Cabello [33] put forward the qubit efficiency η in quantum key distribution protocol.

$$ \eta =\frac{c}{q+b} $$

(11)

where c indicates the length of the final shared secret key generated, q indicates the total number of used qubits, i.e. the quantum states and decoy particles prepared by each participant, b is the total number of classical bits exchanged for decoding the message.
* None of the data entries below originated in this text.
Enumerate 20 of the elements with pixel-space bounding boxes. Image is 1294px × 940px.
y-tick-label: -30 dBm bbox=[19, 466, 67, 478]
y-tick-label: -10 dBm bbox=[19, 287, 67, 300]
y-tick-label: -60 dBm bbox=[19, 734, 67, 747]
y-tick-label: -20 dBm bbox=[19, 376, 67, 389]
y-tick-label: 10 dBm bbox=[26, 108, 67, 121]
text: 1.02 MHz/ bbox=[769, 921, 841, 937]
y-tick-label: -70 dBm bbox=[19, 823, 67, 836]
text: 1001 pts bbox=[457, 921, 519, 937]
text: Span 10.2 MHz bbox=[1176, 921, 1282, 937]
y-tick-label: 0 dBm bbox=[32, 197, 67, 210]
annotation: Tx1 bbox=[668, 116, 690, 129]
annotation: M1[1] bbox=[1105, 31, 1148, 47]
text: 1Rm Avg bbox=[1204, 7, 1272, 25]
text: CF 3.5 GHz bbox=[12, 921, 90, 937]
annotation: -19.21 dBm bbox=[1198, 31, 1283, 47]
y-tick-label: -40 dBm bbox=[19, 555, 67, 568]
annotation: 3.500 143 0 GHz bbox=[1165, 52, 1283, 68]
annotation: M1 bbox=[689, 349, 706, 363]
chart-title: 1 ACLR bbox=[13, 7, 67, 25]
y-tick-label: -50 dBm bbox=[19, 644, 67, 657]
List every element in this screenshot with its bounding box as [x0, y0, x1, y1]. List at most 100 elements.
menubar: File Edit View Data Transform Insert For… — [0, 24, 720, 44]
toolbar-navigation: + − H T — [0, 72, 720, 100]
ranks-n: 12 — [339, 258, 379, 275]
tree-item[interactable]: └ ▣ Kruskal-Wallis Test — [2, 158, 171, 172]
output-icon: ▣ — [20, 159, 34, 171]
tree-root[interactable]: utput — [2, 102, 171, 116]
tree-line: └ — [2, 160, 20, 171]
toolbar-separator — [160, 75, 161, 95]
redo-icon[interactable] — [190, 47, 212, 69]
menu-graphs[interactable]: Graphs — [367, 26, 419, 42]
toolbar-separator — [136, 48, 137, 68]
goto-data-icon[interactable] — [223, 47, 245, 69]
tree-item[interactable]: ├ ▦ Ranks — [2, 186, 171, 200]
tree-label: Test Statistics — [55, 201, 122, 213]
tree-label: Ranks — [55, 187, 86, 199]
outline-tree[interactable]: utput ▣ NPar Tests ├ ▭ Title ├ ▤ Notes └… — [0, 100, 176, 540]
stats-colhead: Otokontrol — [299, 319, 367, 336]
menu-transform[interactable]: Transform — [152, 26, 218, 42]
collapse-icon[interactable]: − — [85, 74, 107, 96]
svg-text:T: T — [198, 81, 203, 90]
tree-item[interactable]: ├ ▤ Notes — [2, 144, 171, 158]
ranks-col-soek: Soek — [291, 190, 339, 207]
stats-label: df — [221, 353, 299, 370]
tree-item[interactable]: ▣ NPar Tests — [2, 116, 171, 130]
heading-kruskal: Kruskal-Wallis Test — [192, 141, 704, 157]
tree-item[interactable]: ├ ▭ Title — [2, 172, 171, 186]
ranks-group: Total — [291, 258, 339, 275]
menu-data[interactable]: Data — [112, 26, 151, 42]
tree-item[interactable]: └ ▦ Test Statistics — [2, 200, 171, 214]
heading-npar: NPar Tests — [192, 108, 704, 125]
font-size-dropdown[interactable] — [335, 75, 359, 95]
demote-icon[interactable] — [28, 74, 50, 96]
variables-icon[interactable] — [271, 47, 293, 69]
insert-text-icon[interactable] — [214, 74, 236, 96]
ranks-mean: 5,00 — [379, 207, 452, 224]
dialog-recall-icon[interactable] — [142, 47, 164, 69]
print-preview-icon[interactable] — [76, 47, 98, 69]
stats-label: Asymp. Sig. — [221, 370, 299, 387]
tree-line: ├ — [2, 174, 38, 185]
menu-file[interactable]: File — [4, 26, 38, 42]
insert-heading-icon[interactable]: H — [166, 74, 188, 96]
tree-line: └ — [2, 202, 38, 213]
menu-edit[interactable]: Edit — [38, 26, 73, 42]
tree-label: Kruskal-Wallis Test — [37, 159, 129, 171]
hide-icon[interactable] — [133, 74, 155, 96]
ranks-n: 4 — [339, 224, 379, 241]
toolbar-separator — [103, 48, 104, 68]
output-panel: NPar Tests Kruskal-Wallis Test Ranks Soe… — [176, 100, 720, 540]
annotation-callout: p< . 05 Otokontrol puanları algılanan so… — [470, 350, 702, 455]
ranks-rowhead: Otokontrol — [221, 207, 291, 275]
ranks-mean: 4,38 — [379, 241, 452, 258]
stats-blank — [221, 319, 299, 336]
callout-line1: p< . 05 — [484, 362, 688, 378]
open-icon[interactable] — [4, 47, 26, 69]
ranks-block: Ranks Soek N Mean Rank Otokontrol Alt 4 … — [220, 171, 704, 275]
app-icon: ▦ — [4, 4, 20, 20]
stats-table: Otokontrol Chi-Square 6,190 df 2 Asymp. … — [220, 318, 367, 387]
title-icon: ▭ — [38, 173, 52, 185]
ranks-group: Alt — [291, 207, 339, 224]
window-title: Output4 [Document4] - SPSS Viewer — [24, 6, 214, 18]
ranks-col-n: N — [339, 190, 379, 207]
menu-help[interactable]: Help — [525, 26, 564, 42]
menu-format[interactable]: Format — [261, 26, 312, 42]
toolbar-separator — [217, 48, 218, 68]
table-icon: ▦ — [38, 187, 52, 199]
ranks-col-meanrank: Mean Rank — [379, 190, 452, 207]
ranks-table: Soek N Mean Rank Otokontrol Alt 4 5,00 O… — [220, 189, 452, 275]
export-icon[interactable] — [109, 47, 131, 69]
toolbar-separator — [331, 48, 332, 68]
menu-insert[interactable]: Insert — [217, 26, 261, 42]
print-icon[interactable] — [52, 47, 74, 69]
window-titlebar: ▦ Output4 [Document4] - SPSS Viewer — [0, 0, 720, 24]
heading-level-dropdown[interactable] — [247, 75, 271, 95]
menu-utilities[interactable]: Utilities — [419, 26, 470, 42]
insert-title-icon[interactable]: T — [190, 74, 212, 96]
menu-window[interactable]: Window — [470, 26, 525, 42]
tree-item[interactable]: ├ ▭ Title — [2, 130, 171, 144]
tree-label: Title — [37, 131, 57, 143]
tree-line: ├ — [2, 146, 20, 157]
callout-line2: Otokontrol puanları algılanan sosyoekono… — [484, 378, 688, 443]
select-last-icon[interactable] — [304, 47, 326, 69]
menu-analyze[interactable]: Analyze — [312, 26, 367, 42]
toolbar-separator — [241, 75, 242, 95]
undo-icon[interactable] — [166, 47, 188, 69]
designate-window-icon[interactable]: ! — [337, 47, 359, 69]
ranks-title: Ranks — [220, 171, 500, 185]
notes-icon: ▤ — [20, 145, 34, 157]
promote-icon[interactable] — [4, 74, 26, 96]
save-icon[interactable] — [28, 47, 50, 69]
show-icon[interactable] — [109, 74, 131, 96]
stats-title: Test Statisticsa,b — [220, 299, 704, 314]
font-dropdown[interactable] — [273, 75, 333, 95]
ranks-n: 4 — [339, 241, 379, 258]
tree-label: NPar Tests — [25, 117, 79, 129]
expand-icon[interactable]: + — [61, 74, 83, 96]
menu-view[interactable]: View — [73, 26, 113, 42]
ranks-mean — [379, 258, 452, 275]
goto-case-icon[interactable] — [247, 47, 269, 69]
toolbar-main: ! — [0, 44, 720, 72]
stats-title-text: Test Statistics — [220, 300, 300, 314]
A simple comparison with similar QKA protocols from the aspects of quantum resource, the length of the shared secret key, qubit efficiency is shown in Table 1. To generate 6n bits of shared secret key in our three-party QKA protocol, the qubit efficiency is:

$$ \eta =\frac{6n}{(7n + 10m)+(n + 2n)} $$

(12)

where q = 7n + 10m, b = n + 2n, m denotes the total number of decoy particles. In addition, 7n denotes that Alice prepares n seven-qubit entangled states, n + 2n is that Alice announces the measurement results of S₃ and \({V_{A}^{i}} \). If m is same as n, then η will be up to 30%. It is obvious that our three-party QKA protocol has higher efficiency.

Table 1 Comparison of QKA protocols

6 Conclusion

In conclusion, a new three-party quantum key agreement protocol based on the seven-qubit entangled states is investigated. In this three-party QKA protocol, each participant adopts different encryption methods to establish a secret key. The negotiation process of the protocol is more diverse and flexible. It is demonstrated that this proposed three-party QKA protocol can effectively resist outside and participants attacks and has higher qubit efficiency due to the multi-qubit entanglement states.